A Legacy of Influence and Emotion
Musicians Alanis Morissette, Ben Harper, and Aimee Mann also appear in the film, with the latter calling Buckley "literally the best singer I've ever heard." There's footage of Paul and Linda McCartney visiting him backstage, and a quote from David Bowie describes Grace as "the greatest album ever made."
The documentary also emphasizes the mythology that has grown around Buckley since his death, but grounds it in the complexities of his real life. We hear how his father, the late folk musician Tim Buckley, abandoned him before he was born, yet still loomed over Jeff's creative psyche like a ghost.
Jeff was raised by Guibert, who recalls in the film that she first heard him sing from his bassinet. From a young age, music seemed to possess him. In 1991, when he reluctantly participated in a tribute concert for Tim Buckley, his performance was so electric that it marked the start of his own ascent.

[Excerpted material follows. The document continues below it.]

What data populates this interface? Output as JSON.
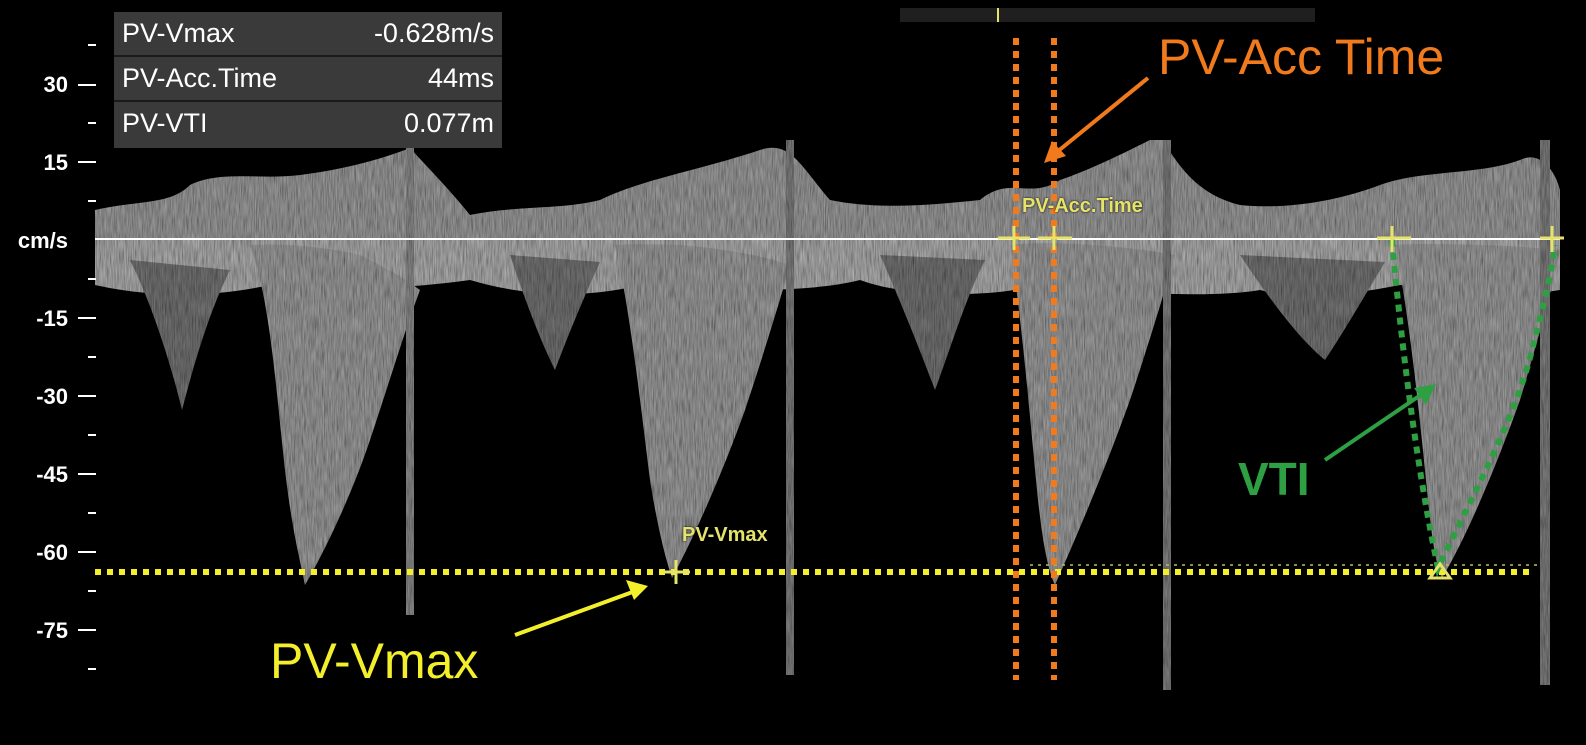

Exclusive Concert Footage and More
As a bonus for theatergoers, all screenings from August 8-15 will include nearly half an hour of newly remastered solo concert footage from a 1994 performance in Cambridge, Mass.—a rare artifact pulled from Sony's vault that will be shown exclusively in theaters and never made available online or via streaming.

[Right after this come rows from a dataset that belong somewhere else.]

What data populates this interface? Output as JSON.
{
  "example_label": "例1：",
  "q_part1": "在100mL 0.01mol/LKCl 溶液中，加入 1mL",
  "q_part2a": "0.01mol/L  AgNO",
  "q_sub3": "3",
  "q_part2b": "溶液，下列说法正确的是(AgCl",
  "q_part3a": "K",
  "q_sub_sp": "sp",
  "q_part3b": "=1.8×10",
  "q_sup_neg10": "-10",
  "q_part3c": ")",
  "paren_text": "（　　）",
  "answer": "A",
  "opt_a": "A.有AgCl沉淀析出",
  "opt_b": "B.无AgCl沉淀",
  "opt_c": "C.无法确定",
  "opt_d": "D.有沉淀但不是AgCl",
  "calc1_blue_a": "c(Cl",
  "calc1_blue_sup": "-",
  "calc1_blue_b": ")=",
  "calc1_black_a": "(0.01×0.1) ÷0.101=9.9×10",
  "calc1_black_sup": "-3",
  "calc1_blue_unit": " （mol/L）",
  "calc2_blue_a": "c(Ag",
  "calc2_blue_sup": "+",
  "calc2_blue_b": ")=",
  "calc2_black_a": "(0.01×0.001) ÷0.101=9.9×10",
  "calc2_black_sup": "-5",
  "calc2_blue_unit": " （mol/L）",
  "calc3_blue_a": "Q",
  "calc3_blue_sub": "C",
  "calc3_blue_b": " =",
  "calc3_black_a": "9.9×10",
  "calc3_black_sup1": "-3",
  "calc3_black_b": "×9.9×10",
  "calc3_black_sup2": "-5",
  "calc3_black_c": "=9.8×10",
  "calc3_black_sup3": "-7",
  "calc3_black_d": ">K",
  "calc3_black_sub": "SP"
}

Jeff Buckley on Music, Love, and Legacy
More than two decades before It's Never Over, Jeff Buckley brought his story to the screen, the late singer shared raw insight into his art, his estrangement from his famous father, and the weight of being alive. In this archive interview, conducted just before the release of his debut album Grace, Buckley spoke about the forces that shaped his music.
On songwriting: "It's just about being alive, my songs. And about even emitting sound. It's about the voice carrying much more information than the words do. The little scared kid or the full-on romantic lover is being accessed."
On inspiration and rage: "I have notebooks everywhere I go. I'm always daydreaming. Or things that happen to me. Sometimes, when you get too smart for yourself, you start worrying about things that everybody should be worrying about but nobody worries about, and the weight is so overwhelming that you feel rage on a global level. And the whole world is so anti-life, especially a world ruled by men who don't want to sit, listen and understand what life is all about."
On sensitivity: "Sensitivity isn't being wimpy. It's about being so painfully aware that a flea landing on a dog is like a sonic boom."
On his father, Tim Buckley: "I met him one time, and a couple months later he died. But between that, he never wrote and never called, and I didn't even get invited to the funeral. There's just no connection, really. I wish I did get to talk to him a lot. We went out a couple of times. Robert Plant and Jimmy Page have much more influence on me than he ever did."
On his creative aesthetic: "My music is like a lowdown, dreamy bit of the psyche. It's part quagmire and part structure. The quagmire is important for things to grow in. Do you ever have one of those memories where you think you remember a taste or a feel of something, maybe an object, but the feeling is so bizarre and imperceptible that you just can't quite get a hold of it? It drives you crazy. That's my musical aesthetic, just this imperceptible fleeting memory."